La raíz que se retira 神無道
Una mirada profunda sobre la periodontitis
La enfermedad no comienza donde se ve. Comienza donde se pierde el sostén invisible. La periodontitis —ese retroceso silencioso de la encía, ese aflojamiento imperceptible del diente— no es solo un proceso físico. Es el reflejo de una raíz que ha dejado de nutrirse. Porque en el cuerpo humano, nada cae de golpe. Primero se vacía. Después, cede.
齒者骨之餘 · “Los dientes son el excedente del hueso”
En la visión clásica, los dientes pertenecen al Riñón. La encía pertenece al Estómago. Uno sostiene. El otro protege. Cuando el Riñón se debilita, el hueso pierde su firmeza. Cuando el Estómago arde, la encía se inflama y sangra. Y cuando ambos se desarmonizan… la puerta queda abierta.
El origen oculto
La periodontitis no nace en la boca. Se manifiesta en ella. Su raíz suele estar en tres movimientos silenciosos: 火 · Fuego. Un calor que asciende, que seca, que inflama. Alimentos densos, emociones contenidas, tensión constante. 虛 · Vacío. Un Riñón agotado que ya no sostiene la estructura. Años de desgaste, de empujar sin reponer. 滯 · Estancamiento. Lo que no fluye se acumula. Lo que se acumula, se corrompe. Así, la encía sangra. El hueso cede. El diente se queda sin raíz energética.
El lenguaje del cuerpo
Antes de romper, el cuerpo susurra: Sangrado leve. Inflamación pasajera. Mal aliento que aparece sin motivo. Pero el hombre moderno no escucha lo sutil. Solo reacciona ante lo evidente. Y cuando el diente se mueve… cree que el problema empezó ahí.
經絡相連 · Todo está conectado
Los canales no separan. Unen. Lo que ocurre en la boca está ligado al centro. Lo que se ve arriba, nace abajo. El sistema de canales conecta órganos, tejidos y superficie en una sola red viva.
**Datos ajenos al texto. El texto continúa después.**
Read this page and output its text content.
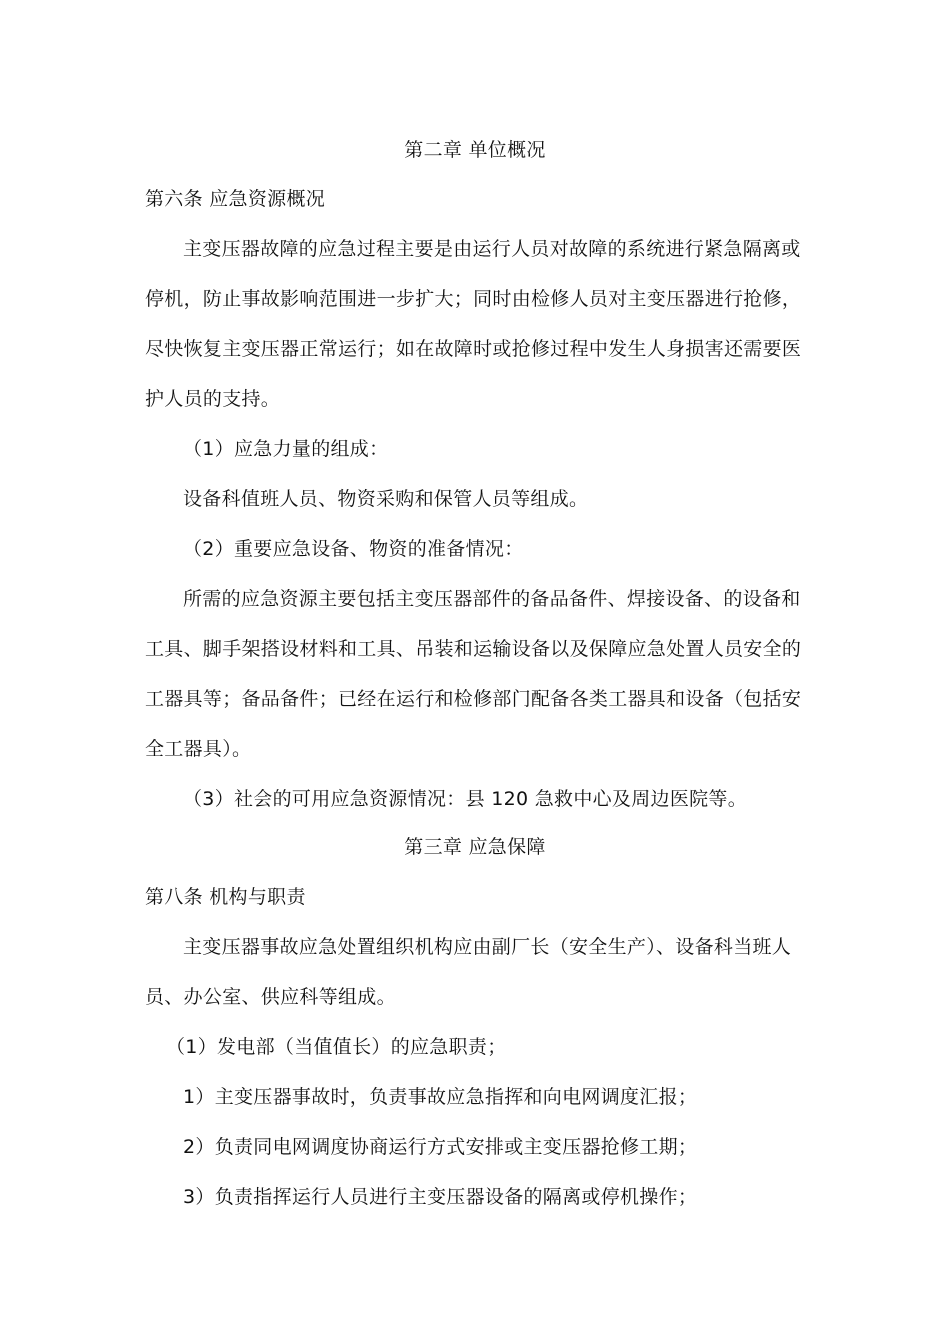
第二章 单位概况
第六条 应急资源概况
主变压器故障的应急过程主要是由运行人员对故障的系统进行紧急隔离或
停机，防止事故影响范围进一步扩大；同时由检修人员对主变压器进行抢修，
尽快恢复主变压器正常运行；如在故障时或抢修过程中发生人身损害还需要医
护人员的支持。
（1）应急力量的组成：
设备科值班人员、物资采购和保管人员等组成。
（2）重要应急设备、物资的准备情况：
所需的应急资源主要包括主变压器部件的备品备件、焊接设备、的设备和
工具、脚手架搭设材料和工具、吊装和运输设备以及保障应急处置人员安全的
工器具等；备品备件；已经在运行和检修部门配备各类工器具和设备（包括安
全工器具）。
（3）社会的可用应急资源情况：县 120 急救中心及周边医院等。
第三章 应急保障
第八条 机构与职责
主变压器事故应急处置组织机构应由副厂长（安全生产）、设备科当班人
员、办公室、供应科等组成。
（1）发电部（当值值长）的应急职责；
1）主变压器事故时，负责事故应急指挥和向电网调度汇报；
2）负责同电网调度协商运行方式安排或主变压器抢修工期；
3）负责指挥运行人员进行主变压器设备的隔离或停机操作；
Por eso, tratar solo la encía es como regar una hoja seca ignorando la raíz del árbol.
El arte de revertir lo que parece perdido
El clásico nos recuerda: “Aunque el n**o lleve tiempo, puede desatarse. Aunque el bloqueo sea antiguo, puede abrirse.” Pero no desde la prisa. Ni desde la superficie. Sino desde el orden. 清火 · Limpiar el fuego. Enfriar lo que inflama. 補腎 · Nutrir la raíz. Devolver fuerza al hueso. 行氣 · Hacer circular. Romper lo estancado. Con pocas agujas, bien elegidas, el cuerpo recuerda cómo reorganizarse. No se le obliga. Se le guía.
Lo que el paciente debe comprender
No es suficiente con limpiar. No es suficiente con tratar. Si la causa sigue viva, la enfermedad también. La boca no enferma sola. Es el final de un proceso que lleva tiempo gestándose.
Hábitos que sostienen la raíz
Comer con conciencia. Respirar sin tensión. Descansar antes de agotarse. No vivir en constante exigencia. Porque el Riñón no se rompe en un día. Se vacía lentamente… hasta que ya no puede sostener.
道在其中 · El Camino está dentro
Hay enfermedades que obligan a mirar más profundo. La periodontitis es una de ellas. No duele al principio. Pero enseña con claridad: Que todo lo que no se cuida, se pierde. Que toda raíz olvidada, se debilita. Y que el verdadero tratamiento no es recuperar lo que cae, sino sostener lo que aún permanece.